O ministro do STF André Mendonça dispensou Fabiano Zettel de comparecer à CPI do Crime Organizado. A decisão deferiu o pleito da defesa, que alegou direito de não se autoincriminar. Caberá a Zettel decidir se atende ou não à convocação.

Zettel é cunhado do banqueiro Daniel Vorcaro e marido de Natalia Vorcaro. O empresário figura como fundador do fundo Moriah Assets e está ligado a marcas como Grupo Frutaria e Desinchá. Ele foi convocado pela Comissão no Senado nesta semana.

A sessão do Senado também aprovou convites para ouvir o ministro Alexandre de Moraes e sua esposa, Viviane Barci. Zettel chegou a ser preso na operação realizada no ano passado, que também culminou na prisão de Vorcaro.

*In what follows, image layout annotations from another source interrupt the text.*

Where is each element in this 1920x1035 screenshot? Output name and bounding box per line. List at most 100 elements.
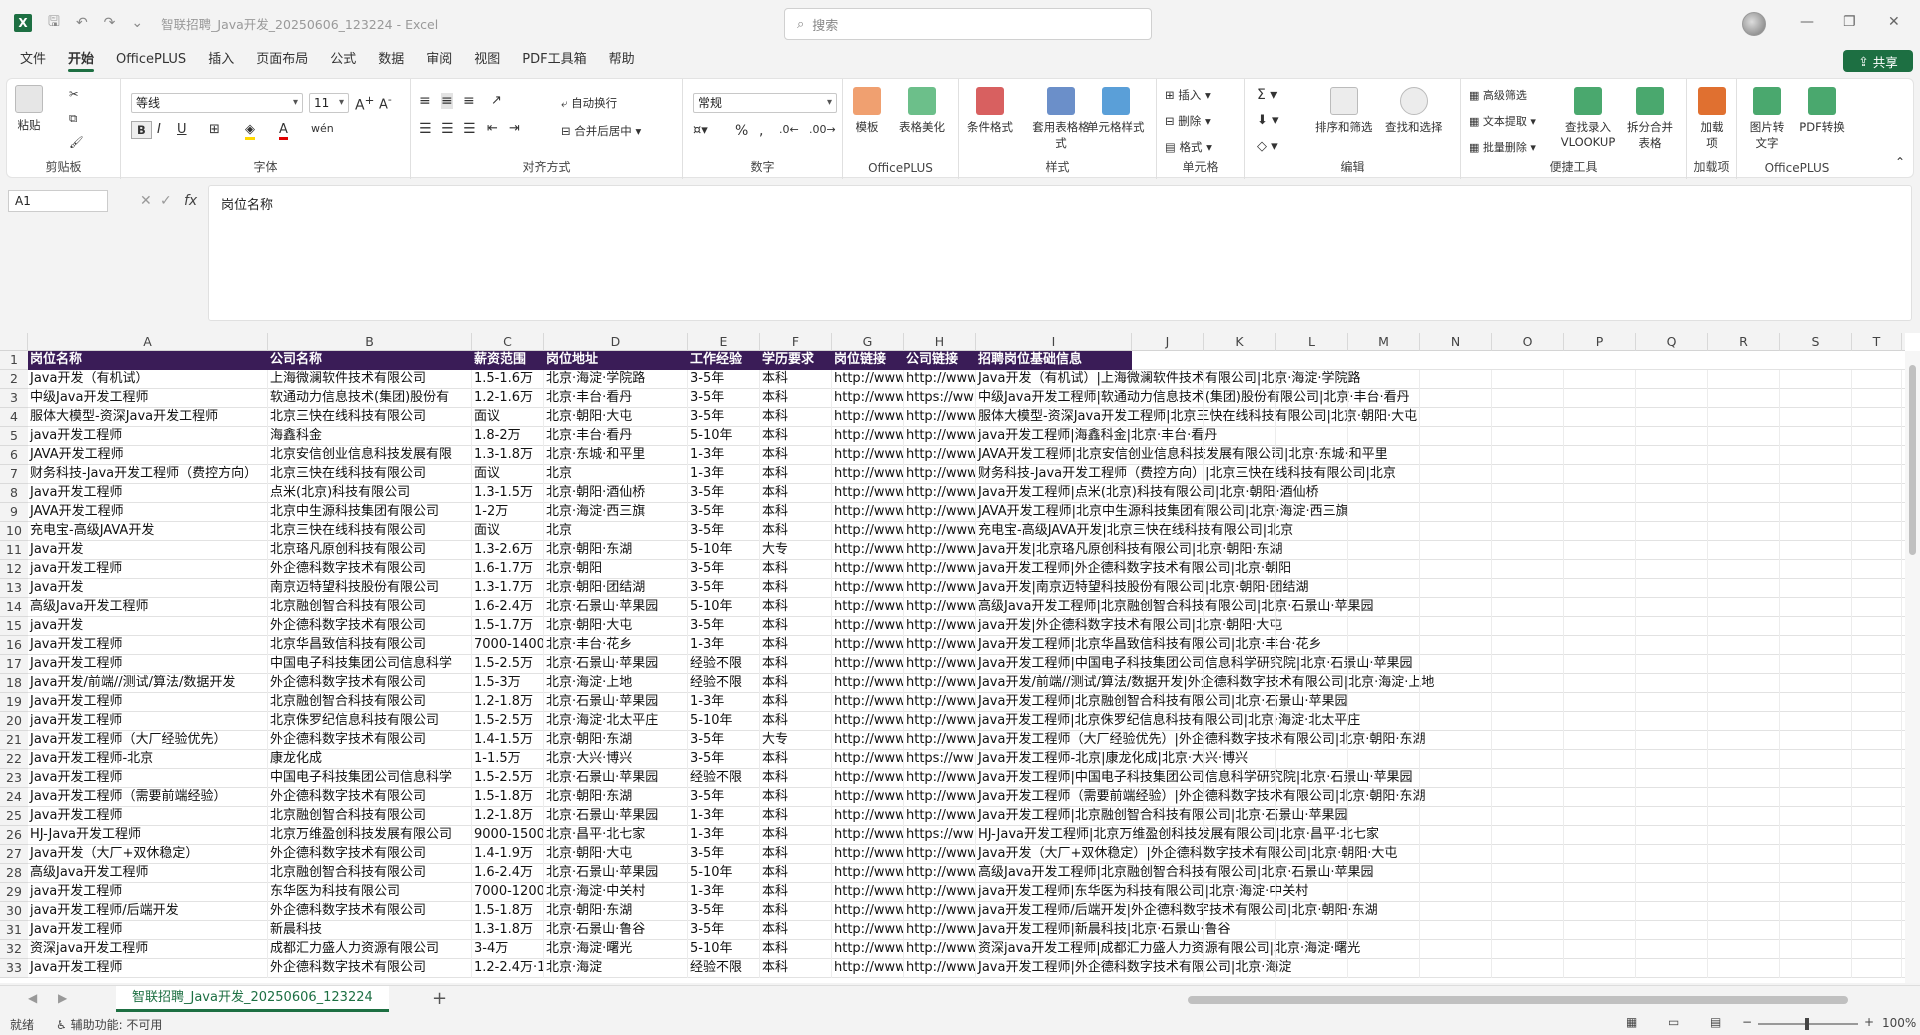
- cell[interactable]: http://www: [832, 674, 904, 693]
- empty-cell[interactable]: [1420, 921, 1492, 940]
- phonetic-icon[interactable]: wén: [311, 122, 334, 135]
- cell[interactable]: JAVA开发工程师|北京安信创业信息科技发展有限公司|北京·东城·和平里: [976, 446, 1388, 465]
- header-cell[interactable]: 公司名称: [268, 351, 472, 370]
- empty-cell[interactable]: [1420, 408, 1492, 427]
- empty-cell[interactable]: [1492, 902, 1564, 921]
- cell[interactable]: Java开发工程师|北京融创智合科技有限公司|北京·石景山·苹果园: [976, 693, 1348, 712]
- empty-cell[interactable]: [1780, 750, 1852, 769]
- row-header[interactable]: 30: [0, 902, 28, 921]
- empty-cell[interactable]: [1852, 389, 1902, 408]
- decrease-font-icon[interactable]: A-: [379, 93, 392, 112]
- cell[interactable]: 5-10年: [688, 541, 760, 560]
- select-all-corner[interactable]: [0, 333, 28, 351]
- vertical-scroll-thumb[interactable]: [1909, 365, 1916, 555]
- empty-cell[interactable]: [1204, 389, 1276, 408]
- cell[interactable]: 本科: [760, 389, 832, 408]
- column-header-o[interactable]: O: [1492, 333, 1564, 351]
- cell[interactable]: 经验不限: [688, 655, 760, 674]
- column-header-j[interactable]: J: [1132, 333, 1204, 351]
- empty-cell[interactable]: [1348, 826, 1420, 845]
- cell[interactable]: http://www: [904, 560, 976, 579]
- empty-cell[interactable]: [1708, 655, 1780, 674]
- empty-cell[interactable]: [1492, 446, 1564, 465]
- empty-cell[interactable]: [1420, 446, 1492, 465]
- empty-cell[interactable]: [1132, 959, 1204, 978]
- cell[interactable]: http://www: [832, 826, 904, 845]
- cell[interactable]: 1.5-2.5万: [472, 769, 544, 788]
- empty-cell[interactable]: [1564, 693, 1636, 712]
- empty-cell[interactable]: [1348, 446, 1420, 465]
- cell[interactable]: 1.5-3万: [472, 674, 544, 693]
- empty-cell[interactable]: [1636, 712, 1708, 731]
- cell[interactable]: 财务科技-Java开发工程师（费控方向）: [28, 465, 268, 484]
- cell[interactable]: Java开发|北京珞凡原创科技有限公司|北京·朝阳·东湖: [976, 541, 1283, 560]
- empty-cell[interactable]: [1348, 655, 1420, 674]
- column-header-n[interactable]: N: [1420, 333, 1492, 351]
- empty-cell[interactable]: [1708, 883, 1780, 902]
- empty-cell[interactable]: [1708, 712, 1780, 731]
- cell[interactable]: http://www: [904, 902, 976, 921]
- autosum-icon[interactable]: Σ ▾: [1257, 87, 1277, 103]
- copy-icon[interactable]: ⧉: [69, 111, 77, 126]
- number-format-select[interactable]: 常规: [693, 93, 837, 113]
- empty-cell[interactable]: [1852, 522, 1902, 541]
- format-painter-icon[interactable]: 🖌: [69, 135, 84, 149]
- empty-cell[interactable]: [1636, 370, 1708, 389]
- row-header[interactable]: 12: [0, 560, 28, 579]
- empty-cell[interactable]: [1420, 769, 1492, 788]
- cell[interactable]: http://www: [904, 864, 976, 883]
- empty-cell[interactable]: [1348, 465, 1420, 484]
- empty-cell[interactable]: [1852, 655, 1902, 674]
- cell[interactable]: http://www: [904, 370, 976, 389]
- cell[interactable]: 5-10年: [688, 427, 760, 446]
- cell[interactable]: http://www: [904, 579, 976, 598]
- empty-cell[interactable]: [1708, 389, 1780, 408]
- cell[interactable]: 本科: [760, 446, 832, 465]
- empty-cell[interactable]: [1132, 921, 1204, 940]
- empty-cell[interactable]: [1420, 712, 1492, 731]
- cell[interactable]: Java开发工程师|新晨科技|北京·石景山·鲁谷: [976, 921, 1231, 940]
- empty-cell[interactable]: [1492, 921, 1564, 940]
- empty-cell[interactable]: [1132, 655, 1204, 674]
- fx-icon[interactable]: fx: [184, 193, 197, 209]
- empty-cell[interactable]: [1276, 427, 1348, 446]
- conditional-format-button[interactable]: 条件格式: [967, 87, 1013, 135]
- cell[interactable]: 上海微澜软件技术有限公司: [268, 370, 472, 389]
- wrap-text-button[interactable]: ⤶ 自动换行: [561, 95, 617, 111]
- cell[interactable]: 北京·石景山·苹果园: [544, 693, 688, 712]
- cell[interactable]: 本科: [760, 427, 832, 446]
- empty-cell[interactable]: [1852, 826, 1902, 845]
- empty-cell[interactable]: [1708, 769, 1780, 788]
- cell[interactable]: 本科: [760, 940, 832, 959]
- empty-cell[interactable]: [1132, 940, 1204, 959]
- empty-cell[interactable]: [1564, 940, 1636, 959]
- batch-delete-button[interactable]: ▦ 批量删除 ▾: [1469, 139, 1536, 155]
- empty-cell[interactable]: [1492, 427, 1564, 446]
- cut-icon[interactable]: ✂: [69, 87, 79, 101]
- empty-cell[interactable]: [1780, 484, 1852, 503]
- empty-cell[interactable]: [1492, 636, 1564, 655]
- cell[interactable]: Java开发: [28, 541, 268, 560]
- row-header[interactable]: 7: [0, 465, 28, 484]
- empty-cell[interactable]: [1276, 579, 1348, 598]
- zoom-level[interactable]: 100%: [1882, 1016, 1916, 1030]
- orientation-icon[interactable]: ↗: [491, 93, 502, 108]
- cell[interactable]: http://www: [904, 541, 976, 560]
- column-header-c[interactable]: C: [472, 333, 544, 351]
- empty-cell[interactable]: [1348, 921, 1420, 940]
- header-cell[interactable]: 岗位链接: [832, 351, 904, 370]
- empty-cell[interactable]: [1852, 370, 1902, 389]
- minimize-icon[interactable]: —: [1800, 14, 1814, 30]
- cell[interactable]: 北京·石景山·苹果园: [544, 864, 688, 883]
- cell[interactable]: 3-5年: [688, 560, 760, 579]
- empty-cell[interactable]: [1492, 522, 1564, 541]
- cell[interactable]: http://www: [904, 807, 976, 826]
- cell[interactable]: Java开发: [28, 579, 268, 598]
- column-header-r[interactable]: R: [1708, 333, 1780, 351]
- empty-cell[interactable]: [1420, 731, 1492, 750]
- empty-cell[interactable]: [1564, 655, 1636, 674]
- empty-cell[interactable]: [1852, 750, 1902, 769]
- row-header[interactable]: 18: [0, 674, 28, 693]
- cell[interactable]: http://www: [904, 769, 976, 788]
- empty-cell[interactable]: [1132, 769, 1204, 788]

Contexto no STF e desdobramentos

Mendonça afirmou que a convocação da CPI envolve a faculdade de comparecer ou não ao ato, sem obrigatoriedade ou sanção para o não comparecimento. A Constituição garante o direito de não produzir provas contra si.

Nesta semana, o STF emitiu decisões que desagradaram parlamentares. Gilmar Mendes derrubou a quebra de sigilo de empresa com Toffoli como sócio, e Mendonça suspendeu o comparecimento de outros investigados, como o advogado Paulo Humberto Costa e irmãos de Toffoli.